Murdina had no qualms in standing up to her father, whether or not he was her laird, too, nor of disobeying him–it would certainly not be the first time. He had suggested several possible matches to her, all of which had made Murdina’s blood run cold–she would not marry merely to satisfy her father’s ill-thought-out plans for a future glorious revolution. The Jacobite cause was dying, and her marrying a man she did not love would not save it.

“And I told ye that there is little choice in the matter, Murdina. Had yer mother given us an heir, then there would be nay need, though surely tis’ any woman’s wish to marry well,” he said, but Murdina only laughed.

“Tis’ a fond thing, vainly conceived, Father. I shall nae marry just because ye tell me to,” she said, and her father caught her by the arm and brought his face in close to hers, an angry look coming over his countenance.

“Ye shall dae what is necessary to ensure this clan has a future, Murdina,” he said, but she snatched her arm away and turned from him, the anger rising inside her.

“And perhaps if ye had shown more concern for the daughter ye once had, then ye would have that future,” she cried.

Had Aoife not been promised to a man of such dubious reputation, then perhaps her life might have been saved. Andrew had grieved for his daughter, but it seemed he had now forgotten just what an arranged marriage had done to the one he had always described as his “bright, shining star.”

“And what dae ye mean by that?” her father demanded, as Murdina turned to him angrily, fixing him with a scowl.

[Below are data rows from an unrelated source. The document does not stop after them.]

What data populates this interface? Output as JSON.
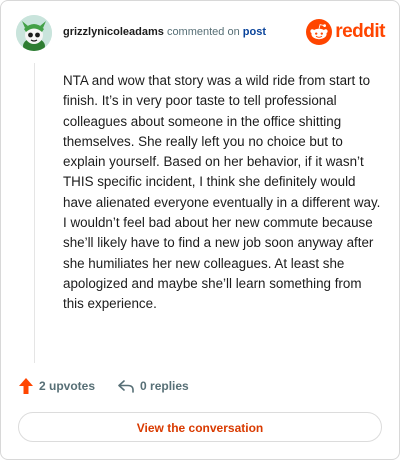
{
  "header": {
    "username": "grizzlynicoleadams",
    "action_text": "commented on",
    "link_text": "post",
    "brand": "reddit"
  },
  "comment": {
    "body": "NTA and wow that story was a wild ride from start to finish. It’s in very poor taste to tell professional colleagues about someone in the office shitting themselves. She really left you no choice but to explain yourself. Based on her behavior, if it wasn’t THIS specific incident, I think she definitely would have alienated everyone eventually in a different way. I wouldn’t feel bad about her new commute because she’ll likely have to find a new job soon anyway after she humiliates her new colleagues. At least she apologized and maybe she’ll learn something from this experience."
  },
  "actions": {
    "upvotes": "2 upvotes",
    "replies": "0 replies"
  },
  "cta": {
    "label": "View the conversation"
  },
  "icons": {
    "avatar": "snoo-avatar-icon",
    "brand": "reddit-logo-icon",
    "upvote": "upvote-arrow-icon",
    "reply": "reply-arrow-icon"
  },
  "colors": {
    "brand": "#ff4500",
    "link": "#0a449b",
    "cta_text": "#d93a00",
    "muted": "#576f76"
  }
}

“That it was an arranged marriage that caused her such misery, Father. She would still be with us now if it were nae for that man,” Murdina exclaimed as tears rolled down her cheeks.

“Enough–ye shall be married, ye and yer sisters, too. I want nay more of this talk, ye hear me? Aoife is gone, and we have mourned her. Nay amount of weepin’ will bring her back. Dae ye nae think I miss her every day? She haunts my dreams. I am her father, and I could dae nothin’ to prevent this tragedy. Nothin’ at all. But ye will marry, Murdina, even if I have to force it,” he said, and turning on his heels, he marched off back into the castle, barking out orders for the patrols to ride out along the mull.

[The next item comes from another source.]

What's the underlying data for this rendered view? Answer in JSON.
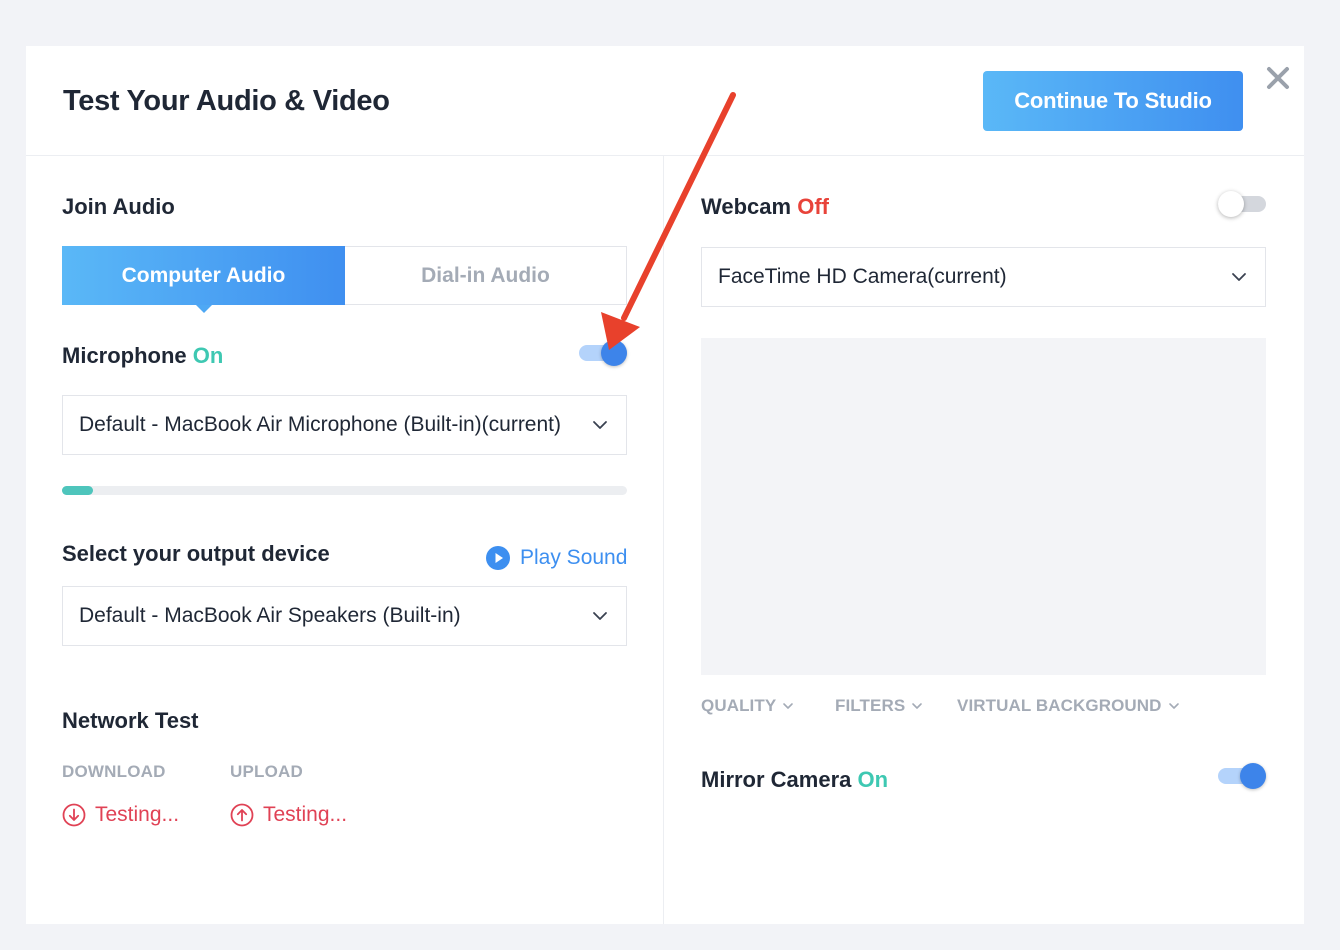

Murdina watched him go, and she brushed the tears from her eyes just as her two sisters emerged from the gate leading into the castle gardens. Freya–her youngest sister–looked at her with concern.

“Are ye all right, Murdina?” she asked, and Murdina shook her head.

“Dae I look it, Freya? We are none of us, all right. Father wishes to marry us off. We are bargain’ tools, we three,” she replied, and her two sisters looked at one another fearfully.

“I am too young to marry,” Freya replied obstinately.